Sempat Viral Adu Jotos di Dalung! 4 Remaja Akhirnya Sepakat Berdamai di Mapolsek Kuta Utara

Duel remaja di depan Circle K Dalung yang viral akhirnya berakhir damai di Polsek Kuta Utara

BADUNG, KABARBALI.ID – Insiden perkelahian sekelompok remaja di depan minimarket Circle K Dalung Permai, Kecamatan Kuta Utara, Badung, yang sempat viral di media sosial berakhir melalui jalur damai. Keempat remaja yang terlibat perselisihan tersebut sepakat menyelesaikan masalah secara kekeluargaan setelah dimediasi di Mapolsek Kuta Utara, Senin (30/3/2026) sore.

Kapolsek Kuta Utara, Kompol I Ketut Agus Pasek Sudina, mengonfirmasi bahwa mediasi dilakukan untuk mencegah konflik berlanjut. Para pelaku dan korban telah menandatangani surat pernyataan damai bermeterai.

“Kami pertemukan kedua belah pihak supaya masalah tidak berlarut-larut. Mereka sepakat menyelesaikan persoalan secara kekeluargaan dan tidak menempuh jalur hukum,” ujar Kompol Agus Pasek, Selasa (31/3/2026).

Dipicu Aksi Geber Motor

Berdasarkan hasil pemeriksaan, keributan bermula dari kesalahpahaman di jalan raya. Kelompok remaja asal Buleleng berinisial IGAAWP (20), IGAAI (19), dan IGBYD (18) diduga melakukan aksi geber gas sepeda motor di lokasi kejadian.

Tindakan tersebut memancing emosi IPYSY (19) dan rekannya asal Denpasar yang saat itu berada di tempat kejadian. Situasi memanas ketika rekan IPYSY menendang salah satu sepeda motor milik kelompok remaja Buleleng tersebut hingga memicu aksi saling pukul.

“Pihak pertama mengakui salah karena menggeber motornya di dekat pihak kedua.
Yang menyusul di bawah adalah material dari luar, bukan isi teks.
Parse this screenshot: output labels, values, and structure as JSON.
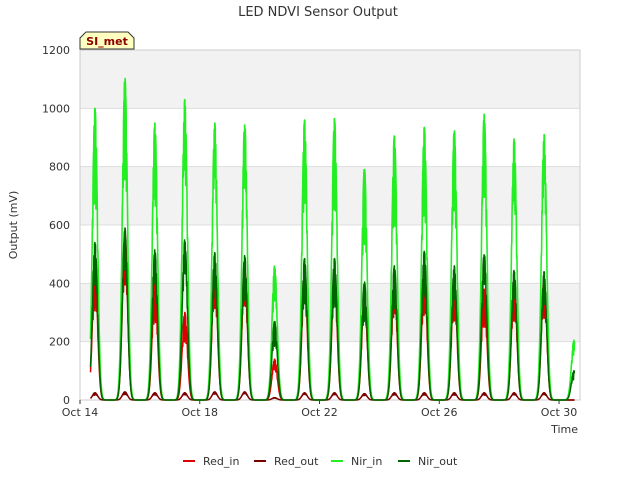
{
  "chart_data": {
    "type": "line",
    "title": "LED NDVI Sensor Output",
    "xlabel": "Time",
    "ylabel": "Output (mV)",
    "ylim": [
      0,
      1200
    ],
    "yticks": [
      0,
      200,
      400,
      600,
      800,
      1000,
      1200
    ],
    "xlim": [
      14,
      30.7
    ],
    "xticks": [
      {
        "value": 14,
        "label": "Oct 14"
      },
      {
        "value": 18,
        "label": "Oct 18"
      },
      {
        "value": 22,
        "label": "Oct 22"
      },
      {
        "value": 26,
        "label": "Oct 26"
      },
      {
        "value": 30,
        "label": "Oct 30"
      }
    ],
    "badge": "SI_met",
    "legend_position": "bottom",
    "days": [
      14,
      15,
      16,
      17,
      18,
      19,
      20,
      21,
      22,
      23,
      24,
      25,
      26,
      27,
      28,
      29,
      30
    ],
    "series": [
      {
        "name": "Red_in",
        "color": "#dd0000",
        "daily_peaks": [
          450,
          580,
          400,
          300,
          460,
          460,
          140,
          430,
          430,
          370,
          410,
          430,
          410,
          380,
          410,
          420,
          0
        ]
      },
      {
        "name": "Red_out",
        "color": "#7a0000",
        "daily_peaks": [
          25,
          28,
          25,
          25,
          28,
          28,
          8,
          25,
          25,
          22,
          25,
          25,
          25,
          25,
          25,
          25,
          0
        ]
      },
      {
        "name": "Nir_in",
        "color": "#22ee22",
        "daily_peaks": [
          1000,
          1105,
          950,
          1030,
          950,
          950,
          460,
          960,
          965,
          795,
          905,
          935,
          925,
          980,
          895,
          910,
          205
        ]
      },
      {
        "name": "Nir_out",
        "color": "#006400",
        "daily_peaks": [
          540,
          590,
          515,
          550,
          505,
          495,
          270,
          485,
          485,
          405,
          460,
          510,
          460,
          505,
          445,
          440,
          100
        ]
      }
    ]
  }
}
Namun, rekan dari pihak kedua yang menendang motor langsung kabur, sementara IPYSY yang masih di lokasi menjadi sasaran amuk para pelaku,” jelas Kapolsek.

Kesepakatan Tanpa Ganti Rugi

Proses mediasi di lobi Mapolsek Kuta Utara ini juga disaksikan oleh keluarga masing-masing pihak. Dalam pertemuan tersebut, mereka sepakat untuk tidak mengajukan tuntutan ganti rugi atas kerusakan materiil maupun luka-luka yang timbul akibat duel tersebut.

Pihak kepolisian memberikan teguran keras dan mengimbau para pemuda tersebut agar tidak lagi melakukan tindakan yang meresahkan warga di ruang publik.

“Surat pernyataan sudah ditandatangani sebagai komitmen mereka tidak mengulangi perbuatan serupa. Kami harap ini jadi pelajaran agar tidak lagi membuat kegaduhan yang merugikan diri sendiri dan orang lain,” pungkas Kompol Agus Pasek. (Gus-Kab).